Data do documento: 7-Abr-2017
Editor: Universidade Federal do Espírito Santo
Citação: PAES, R. D., Diversificação do complexo Oecomys bicolor (Rodentia: Cricetidae: Sigmodontinae)
Resumo: Oecomys bicolor é um roedor orizomino de pequeno porte, com distribuição geográfica ampla desde o sudeste da América Central até o Brasil. Sua taxonomia ainda não se encontra bem estabelecida, uma vez que dados morfológicos atribuem dez sinonímias para a espécie, o que contrasta com informações genéticas, que mostram a existência de mais clados e apontam que o táxon trata-se de um complexo de espécies. Estudos baseados em sequências de citocromo b indicam agrupamentos com médias de divergências intraclados baixas (< 2%), mas com divergências interclados maiores. Somado a isso, apenas um trabalho associou genética com dados morfológicos, os quais mostram-se polimórficos.
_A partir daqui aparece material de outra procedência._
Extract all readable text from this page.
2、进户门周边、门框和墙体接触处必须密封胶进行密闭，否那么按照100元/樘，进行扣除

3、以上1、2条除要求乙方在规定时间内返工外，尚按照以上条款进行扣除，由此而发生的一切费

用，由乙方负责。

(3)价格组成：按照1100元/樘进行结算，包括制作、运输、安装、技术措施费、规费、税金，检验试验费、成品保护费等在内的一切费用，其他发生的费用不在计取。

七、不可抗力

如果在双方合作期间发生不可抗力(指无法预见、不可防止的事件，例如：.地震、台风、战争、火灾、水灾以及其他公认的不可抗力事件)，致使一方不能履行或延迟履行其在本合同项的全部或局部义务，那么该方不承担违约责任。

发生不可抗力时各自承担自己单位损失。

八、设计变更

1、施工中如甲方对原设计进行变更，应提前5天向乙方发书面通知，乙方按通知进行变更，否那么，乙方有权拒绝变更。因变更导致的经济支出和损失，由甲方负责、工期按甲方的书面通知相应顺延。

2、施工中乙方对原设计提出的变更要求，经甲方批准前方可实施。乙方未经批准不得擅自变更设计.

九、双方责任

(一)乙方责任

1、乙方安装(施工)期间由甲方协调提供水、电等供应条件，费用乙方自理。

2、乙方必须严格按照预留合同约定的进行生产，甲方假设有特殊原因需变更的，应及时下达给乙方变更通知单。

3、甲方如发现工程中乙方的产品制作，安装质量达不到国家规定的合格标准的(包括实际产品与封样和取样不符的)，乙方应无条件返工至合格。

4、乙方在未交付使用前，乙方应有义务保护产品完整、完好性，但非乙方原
Tendo em vista que genes mitocondriais acumulam homoplasias rapidamente e, por isso, perdem resolução à medida que se aumenta a profundidade dos ramos das árvores, a construção de filogenias multigênicas com locos nucleares tem se mostrado uma alternativa eficiente, uma vez que estes apresentam taxas evolutivas mais lentas, sendo úteis para recuperar relações mais profundas. Assim, visando elucidar a taxonomia do grupo, o presente trabalho teve como objetivo apresentar uma hipótese filogenética para o complexo O. bicolor, a partir da análise de dados morfológicos qualitativos e quantitativos de exemplares de todas as idades, encobrindo a distribuição geográfica pelas Américas, além de análises filogenéticas com sequências parciais de um marcador mitocondrial e dois nucleares. Os resultados recuperaram O. bicolor como parafilético, com 11 clados estruturados geograficamente, que são acompanhados por morfotipos diagnosticáveis. Dentre estes, duas linhagens são reconhecidas como O. bicolor sensu stricto (amplamente presente na Amazônia e florestas transandinas) e O. cleberi (endêmica do Cerrado, Pantanal e Amazônia do Brasil, exclusiva à distribuição de O. bicolor), uma é revalidada como O. nitedulus (restrita às Guianas) e oito são potenciais espécies novas, das quais cinco são descritas (distribuídas na Amazônia, com casos de simpatria e limitação pelo rio Tapajós). As proposições feitas sobre a revalidação de O. nitedulus e o reconhecimento de oito novas linhagens aumentam o número de espécies de Oecomys de 17 para 26. Além disso, outros três táxons nominais representam potenciais complexos de espécies, evidenciando-se a dificuldade na identificação das espécies do gênero e a necessidade de mais revisões taxonômicas.